The military who ran the DEW Line sites, as Ranson points out, had solutions other than jokes and stories to counteract the common problems of madness and depression. It was, he says, "Work. Keep them occupied. .... Work, work, woooork!"
In many respects life on the drilling ships was similar to that on the DEW Line. Here, Ranson, complains he did as much work as three welders and his stories reflect a greater degree of danger. Once when he was welding beside a fuel tank of aviation gas, another time on the inside of a ship's hull where the only protection from floating icebergs was a thin patch of hemp rope, steel wool, silicone and grease; and a third time lucky in a fourteen-hundred-degree diesel fire that shrivelled his leather gloves, set fire to his welder's cap and singed a couple of layers of skin from his nose and ears.

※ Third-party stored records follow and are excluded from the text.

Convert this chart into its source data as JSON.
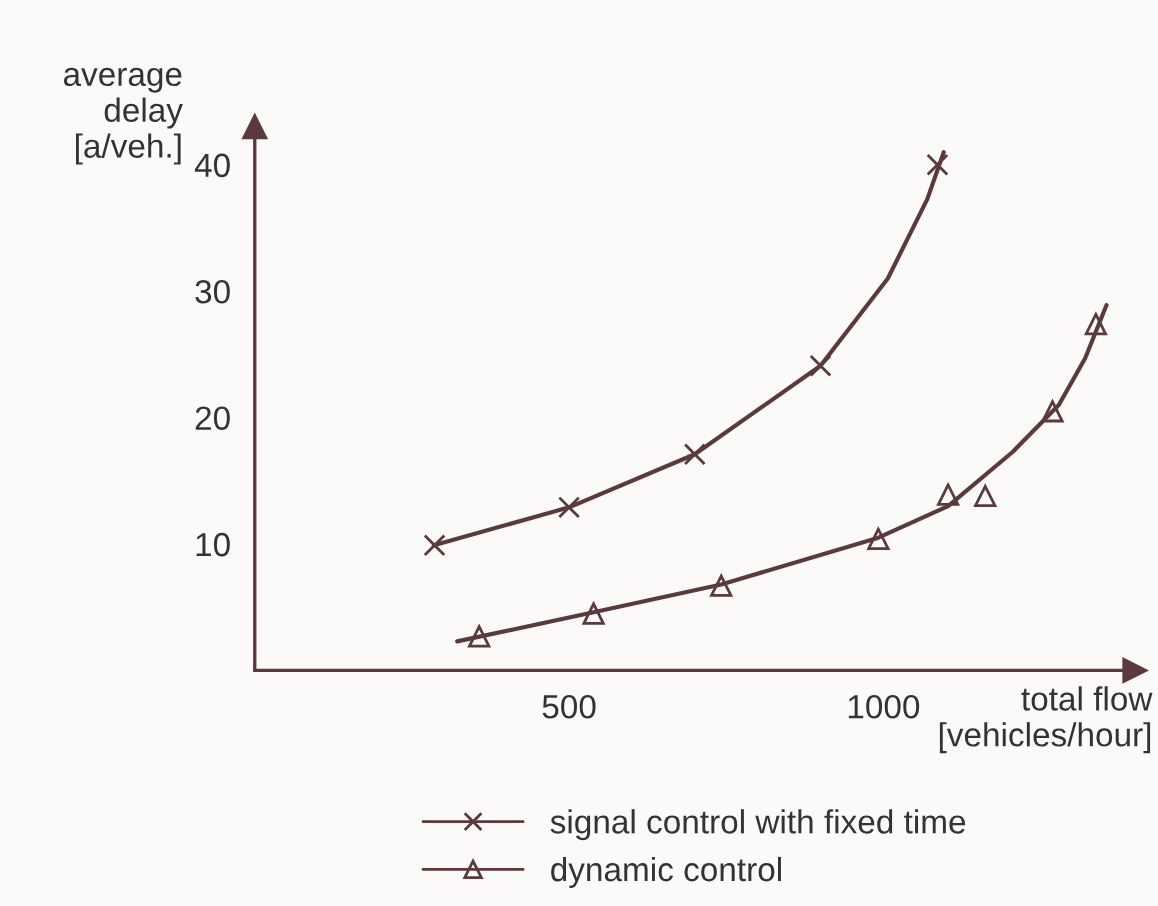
{
  "chart_data": {
    "type": "scatter",
    "xlabel": "total flow\n[vehicles/hour]",
    "ylabel": "average\ndelay\n[a/veh.]",
    "xlim": [
      0,
      1400
    ],
    "ylim": [
      0,
      43
    ],
    "xticks": [
      500,
      1000
    ],
    "yticks": [
      10,
      20,
      30,
      40
    ],
    "grid": false,
    "legend": "bottom",
    "series": [
      {
        "name": "signal control with fixed time",
        "marker": "cross",
        "color": "#5a3a3e",
        "x": [
          286,
          500,
          700,
          900,
          1086
        ],
        "values": [
          9.9,
          12.9,
          17.1,
          24.1,
          40
        ]
      },
      {
        "name": "dynamic control",
        "marker": "triangle",
        "color": "#5a3a3e",
        "x": [
          357,
          539,
          742,
          992,
          1103,
          1162,
          1269,
          1338
        ],
        "values": [
          2.7,
          4.5,
          6.7,
          10.4,
          13.9,
          13.8,
          20.5,
          27.4
        ]
      },
      {
        "type": "line",
        "marker": "none",
        "line_style": "solid",
        "color": "#5a3a3e",
        "x": [
          285,
          500,
          700,
          900,
          1007,
          1070,
          1096
        ],
        "values": [
          9.9,
          12.9,
          17.1,
          24.1,
          31.0,
          37.3,
          41
        ]
      },
      {
        "type": "line",
        "marker": "none",
        "line_style": "solid",
        "color": "#5a3a3e",
        "x": [
          322,
          539,
          742,
          992,
          1103,
          1206,
          1279,
          1321,
          1355
        ],
        "values": [
          2.3,
          4.6,
          6.8,
          10.5,
          13.0,
          17.3,
          21.0,
          24.7,
          28.9
        ]
      }
    ]
  }
}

And there were bad apples to deal with too. A bigot who wouldn't work with "ski-mos" but had ruined the life of a young female Inuit; a lead hand without the respect of his crew; a ramrod without respect for his crew; and an alcoholic whose best days as a welder were well behind him. On the other hand there was the working man's pride in a job well done, the camaraderie of men you could depend on, the journeyman's passing on of his skills to an Inuit apprentice, the rough justice meted out by an elderly boxer's fists on behalf of an Inuit maiden, and the familiarity of working on engines named Sleepy, Dopey, Doc, Sneezy, Grumpy, Bashful and Happy. And finally, there was "the happiest day in the rotation"-plane day, the day for going home.
"Years after moving south," Ranson says, "I still think of the Arctic with affection and longing....I'd go back in a heartbeat." And Working North does an excellent job of telling us why.